Australian death metal band Portal has been largely an enigma in all of its existence, using dissonance and chaotic arrangements to mar throngs of listeners who attempt to explore the band’s wildly revenant idea of what music fits the label ‘extreme.’
Many fans fail to get just what quality Portal offers to jaded metallers. Like electricity in the form of pulsating neurons, protons, and ions, the band’s music is energy channeled in anti-technical, anti-melodic fashion, merging blood-curdling rasps that make sense in greater excision of the material with music that is equally difficult to easily enjoy. Portal was never meant for mainstream fans. The hype surrounding the band is a result of media personalities wildly exclaiming the band’s worthy compliments and praise. While the band deserves the positive coverage, most fans aren’t supposed to like this stuff at all. This isn’t exactly Avenged Sevenfold.
Profound Lore Records, however, knows just how beautiful this chaotic cacophony of obscure riffery and blasting percussion presents to metal fans jaded with samish and sub-par death metal. Portal isn’t gore-grind for the nth time, nor do they use cover art that fits any stereotype. It is exactly the reason why fans who are tired of standard tuning and melodic groove attest to the band’s misleading brilliance.
That brilliance is largely misleading because many fans check out Portal due to the influence of media-generated hype. Sure, members of the media who have heard most of what metal has to offer these days may get just what makes Portal stand out, but most fans who don’t know what to expect after hearing about how strange Portal presents to average fans only profess to liking the band to get a reputation.

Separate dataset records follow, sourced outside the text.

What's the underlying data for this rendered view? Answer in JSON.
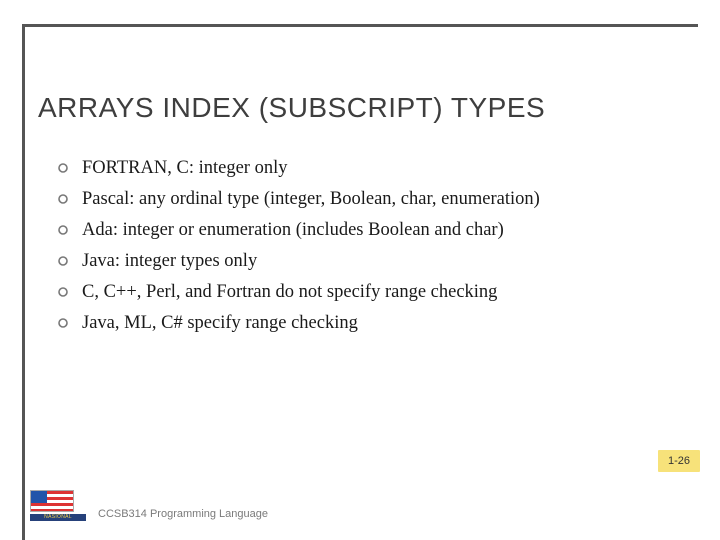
{
  "title": "ARRAYS INDEX (SUBSCRIPT) TYPES",
  "bullets": [
    "FORTRAN, C: integer only",
    "Pascal: any ordinal type (integer, Boolean, char, enumeration)",
    "Ada: integer or enumeration (includes Boolean and char)",
    "Java: integer types only",
    "C, C++, Perl, and Fortran do not specify range checking",
    "Java, ML, C# specify range checking"
  ],
  "page_number": "1-26",
  "footer": "CCSB314 Programming Language",
  "logo_band": "NASIONAL"
}
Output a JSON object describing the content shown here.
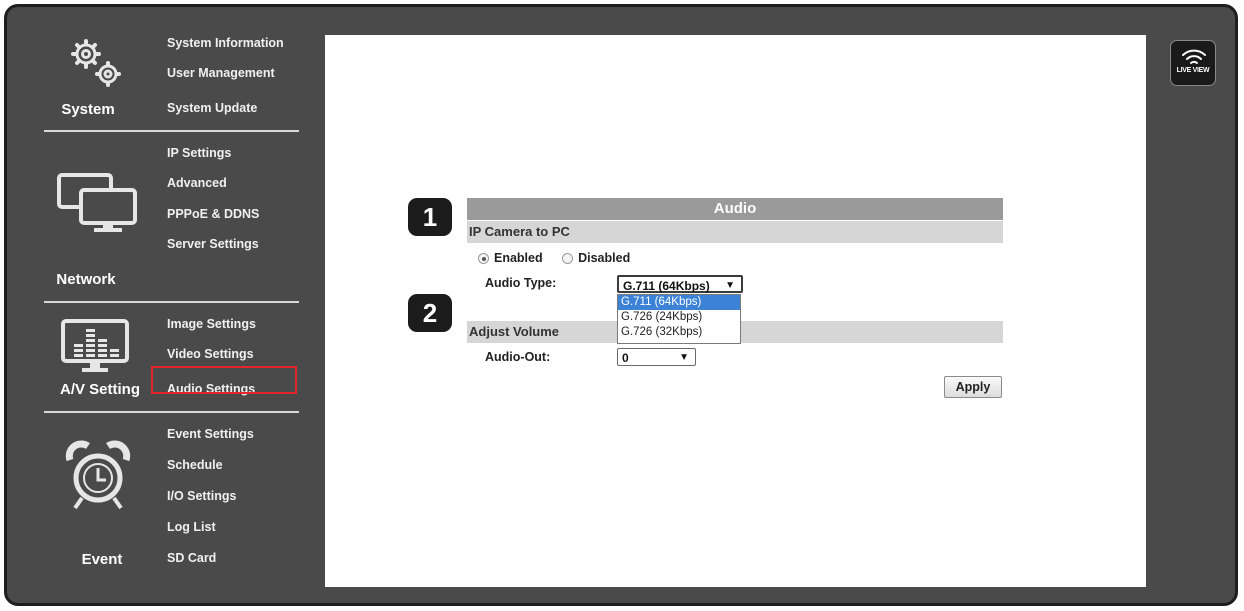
{
  "sidebar": {
    "system": {
      "label": "System",
      "icon": "gears-icon",
      "items": [
        "System Information",
        "User Management",
        "System Update"
      ]
    },
    "network": {
      "label": "Network",
      "icon": "monitors-icon",
      "items": [
        "IP Settings",
        "Advanced",
        "PPPoE & DDNS",
        "Server Settings"
      ]
    },
    "av": {
      "label": "A/V Setting",
      "icon": "equalizer-monitor-icon",
      "items": [
        "Image Settings",
        "Video Settings",
        "Audio Settings"
      ],
      "active_item": "Audio Settings"
    },
    "event": {
      "label": "Event",
      "icon": "alarm-clock-icon",
      "items": [
        "Event Settings",
        "Schedule",
        "I/O Settings",
        "Log List",
        "SD Card"
      ]
    }
  },
  "audio": {
    "title": "Audio",
    "section1": "IP Camera to PC",
    "enabled_label": "Enabled",
    "disabled_label": "Disabled",
    "selected_mode": "Enabled",
    "audio_type_label": "Audio Type:",
    "audio_type_value": "G.711 (64Kbps)",
    "audio_type_options": [
      "G.711 (64Kbps)",
      "G.726 (24Kbps)",
      "G.726 (32Kbps)"
    ],
    "section2": "Adjust Volume",
    "audio_out_label": "Audio-Out:",
    "audio_out_value": "0",
    "apply_label": "Apply"
  },
  "annotations": {
    "step1": "1",
    "step2": "2"
  },
  "live_view": {
    "label": "LIVE VIEW",
    "icon": "wifi-signal-icon"
  },
  "colors": {
    "frame": "#4a4a4a",
    "highlight": "#e2252a",
    "header_bar": "#9a9a9a",
    "section_bar": "#d6d6d6",
    "selected_option": "#3c83d8"
  },
  "dropdown_arrow": "▼"
}
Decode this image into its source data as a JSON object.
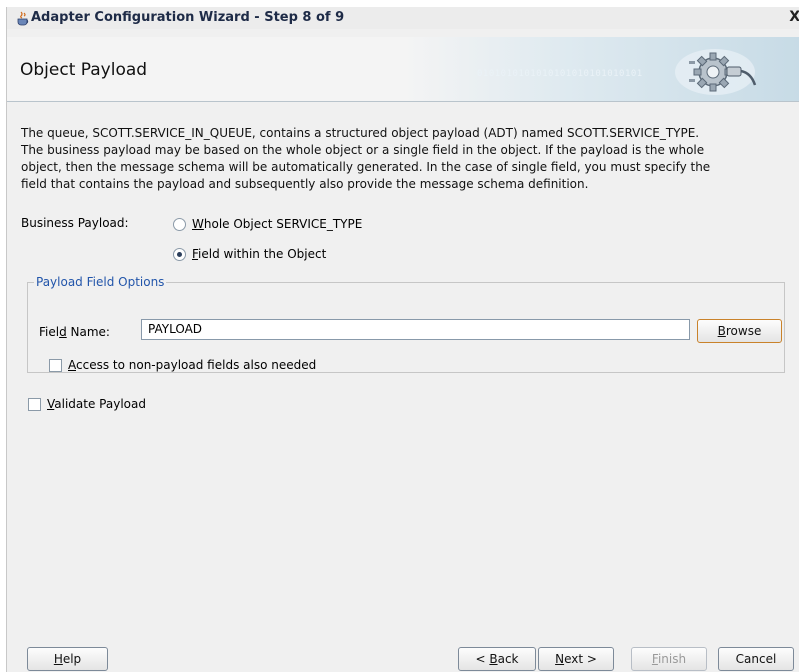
{
  "window": {
    "title": "Adapter Configuration Wizard - Step 8 of 9",
    "close_symbol": "X"
  },
  "header": {
    "step_title": "Object Payload",
    "binary_text": "0101010101010101010101010101",
    "icon": "gear-plug-icon"
  },
  "description": {
    "lines": [
      "The queue, SCOTT.SERVICE_IN_QUEUE, contains a structured object payload (ADT) named SCOTT.SERVICE_TYPE.",
      "The business payload may be based on the whole object or a single field in the object. If the payload is the whole",
      "object, then the message schema will be automatically generated. In the case of single field, you must specify the",
      "field that contains the payload and subsequently also provide the message schema definition."
    ]
  },
  "business_payload": {
    "label": "Business Payload:",
    "options": [
      {
        "mnemonic": "W",
        "rest": "hole Object SERVICE_TYPE",
        "checked": false
      },
      {
        "mnemonic": "F",
        "rest": "ield within the Object",
        "checked": true
      }
    ]
  },
  "payload_field_options": {
    "legend": "Payload Field Options",
    "field_label_pre": "Fiel",
    "field_label_mnemonic": "d",
    "field_label_post": " Name:",
    "field_value": "PAYLOAD",
    "browse_mnemonic": "B",
    "browse_rest": "rowse",
    "access_mnemonic": "A",
    "access_rest": "ccess to non-payload fields also needed",
    "access_checked": false
  },
  "validate": {
    "mnemonic": "V",
    "rest": "alidate Payload",
    "checked": false
  },
  "footer": {
    "help_mnemonic": "H",
    "help_rest": "elp",
    "back_pre": "< ",
    "back_mnemonic": "B",
    "back_rest": "ack",
    "next_mnemonic": "N",
    "next_rest": "ext >",
    "finish_mnemonic": "F",
    "finish_rest": "inish",
    "cancel_label": "Cancel"
  }
}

It is either that, or they’re expectantly turned off to the band’s music after a subsequent listen. It is falsehood of this sort, posery of this type, that exposes just how ridiculous the divide is between metal fans who can tell mediocre death metal with the underpinnings of trve genius.
It isn’t as if Portal’s latest album Ion is entirely devoid of melody altogether. The tremolo washes are dissonant but melodic in the sense that it brings structure to chaos, organization to disorganization, that the band’s unpredictable manner of constructing chord patterns is synonymous with the devolution of standard songwriting itself.
Herein lies Portal’s brilliance: making chaos sound like it makes sense somehow; making the obscure vocal enunciations fit the vague concept of the album. Loosely based on electricity and kinetic energy, Portal’s Ion is a perfect metaphor for metal’s power as a type of music. Channeled through electric guitars and plugged amplifiers and effects, it is a juggernaut of beautiful rhythmic chaos that somehow, when listened to closely, presents with enough structure to account for the band’s reputation for brilliance. It’s the music that rules here, not the hype that surrounds it. To fans who really get it, it’s one of the best albums released so far this year, and a revelation in a discography filled with material both unique and indelible in aesthetic virtue.